Aquella muerte tan esperada por sus enemigos y hasta por algunos “compañeros”, me pareció la última jugada política de Peña. Mientras bajaban el cuerpo pensaba que se trataba de un truco, de un acto de magia. Incluso pensé que Peña decidió morirse días antes de las elecciones para darle un triunfo arrollador a su partido, al que le entregó sus fuerzas, sus orientaciones, y su vida. Y que después de todo eso aparecería entre la multitud diciendo: “Llegó el moreno, y llegó parao”.

Me marché de la casa dejándola sola, terriblemente sola, sin vida, sin Peña. Me acompañó la sombra del dolor. Y esa noche, en mi casa, escribí estos versos.
Dicen que se lo llevó la muerte.

¿Será cierto?
Dicen que lo mató el corazón.
¿Será verdad?
Dicen que lo mató el cáncer.
¡No es verdad!
¿No lo habrá matado el odio?
¿No lo habrá aniquilado la infamia?
Tenía Peña un corazón muy grande,
tan grande que no le cabía en el pecho,
un corazón que desbordaba toda su enorme geografía,
un corazón del tamaño del mundo,
un corazón de humanidad que sangraba y se desangraba
por su pueblo,
un corazón agradecido, incapaz de matarlo.

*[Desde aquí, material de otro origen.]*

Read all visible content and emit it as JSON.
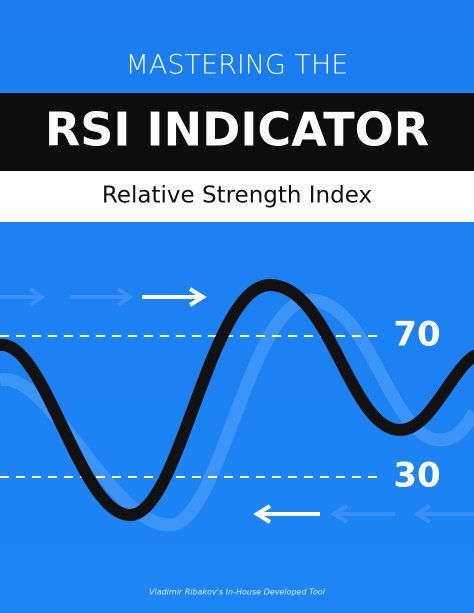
{
  "cover": {
    "kicker": "MASTERING THE",
    "title": "RSI INDICATOR",
    "subtitle": "Relative Strength Index",
    "upper_level": 70,
    "lower_level": 30,
    "footer": "Vladimir Ribakov's In-House Developed Tool"
  }
}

No. El corazón no lo mató.
¿Qué lo mató el cáncer?
No. El cáncer no pudo con su voluntad de hierro, con su firmeza de acero,
con su amor por la vida.
Lo mató la infamia.
¿Qué harán ahora sus enemigos?
¿Qué harán ahora los que no le dieron tregua,
los que no le permitieron un solo minuto de paz?
¿Qué harán ahora? ¿Qué harán ahora esos miserables?